米マイクロソフトのタブレット型PC「サーフェス」〔AFPBB News

 別の調査会社である米IDCも同日、リポートを公表しているが、こちらの出荷台数は7560万台、1年前から11.4%減という結果だ。

 統計の取り方に違いがあり、両社の数字は多少異なるがパソコン市場がいまだ回復していないことに変わりはないようだ。

 ガートナーによると、4~6月期は世界のすべての地域で出荷台数が落ち込んだ。アジア太平洋地域と、欧州・中東・アフリカ(EMEA)地域はともに5四半期連続の減少となり、このうちEMEAは2ケタ減が2四半期続いた。

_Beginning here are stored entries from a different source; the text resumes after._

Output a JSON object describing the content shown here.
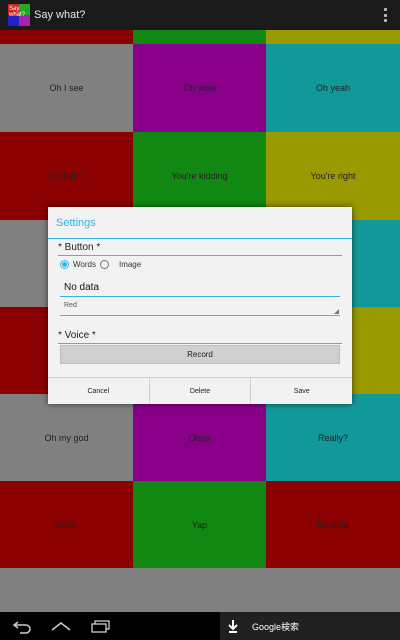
{
  "app": {
    "title": "Say what?",
    "icon_text": "Say what?"
  },
  "colors": {
    "gray": "#808080",
    "purple": "#880088",
    "teal": "#119999",
    "red": "#8b0000",
    "green": "#118811",
    "olive": "#999900",
    "accent": "#33b5e5"
  },
  "grid": {
    "rows": [
      [
        "",
        "",
        ""
      ],
      [
        "Oh I see",
        "Oh wow",
        "Oh yeah"
      ],
      [
        "Oh huh?",
        "You're kidding",
        "You're right"
      ],
      [
        "",
        "",
        ""
      ],
      [
        "",
        "",
        ""
      ],
      [
        "Oh my god",
        "Oops",
        "Really?"
      ],
      [
        "Wow",
        "Yap",
        "No data"
      ]
    ]
  },
  "dialog": {
    "title": "Settings",
    "button_section": "* Button *",
    "radio_words": "Words",
    "radio_image": "Image",
    "text_value": "No data",
    "color_selected": "Red",
    "voice_section": "* Voice *",
    "record_label": "Record",
    "cancel_label": "Cancel",
    "delete_label": "Delete",
    "save_label": "Save"
  },
  "navbar": {
    "google_label": "Google検索"
  }
}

 タブレット端末やスマートフォンの普及が進む中、パソコン市場の構造が変化しており、今回の調査結果でそのことがあらためて明らかになったというわけだ。ガートナーは今年1~3月期のリポートで出荷台数が8000万台を切るのはほぼ3年ぶりのことと報告していたが、この4~6月期もこの数字を下回っている。

レノボ、HPを抜いて首位に、積極的な市場開拓が奏功

 ただし、メーカー別の出荷台数を見ると、中国レノボ・グループ(聯想集団)が唯一その影響を受けていないことが分かる。

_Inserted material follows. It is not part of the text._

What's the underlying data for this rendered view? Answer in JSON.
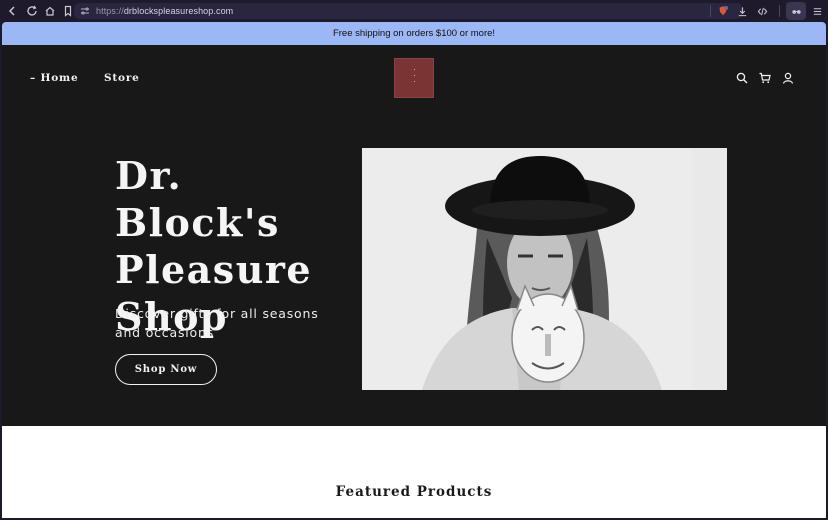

 メーカー別のランキングを見ると、1位はレノボで、これに米ヒューレット・パッカード(HP)が続き、このあと米デル、台湾エイサー・グループ、台湾エイスーステック・コンピューター(ASUS)の順となっている。IDCによると、HPは2006年末以来首位を守り続けてきたが、この4~6月期についにその座を明け渡した。

 ガートナーのデータを見ると4~6月期の出荷台数はHPが1240万台。これに対しレノボは1267万台とわずかに上回る程度。

 だが、両社の1年前に比べた出荷台数の変化は、HPが4.8%減なのに対し、レノボは0.6%減にとどまっている。業界全体が10.9%減少していることを考えると、レノボは横ばいと言える水準だと米ウォールストリート・ジャーナルは伝えている。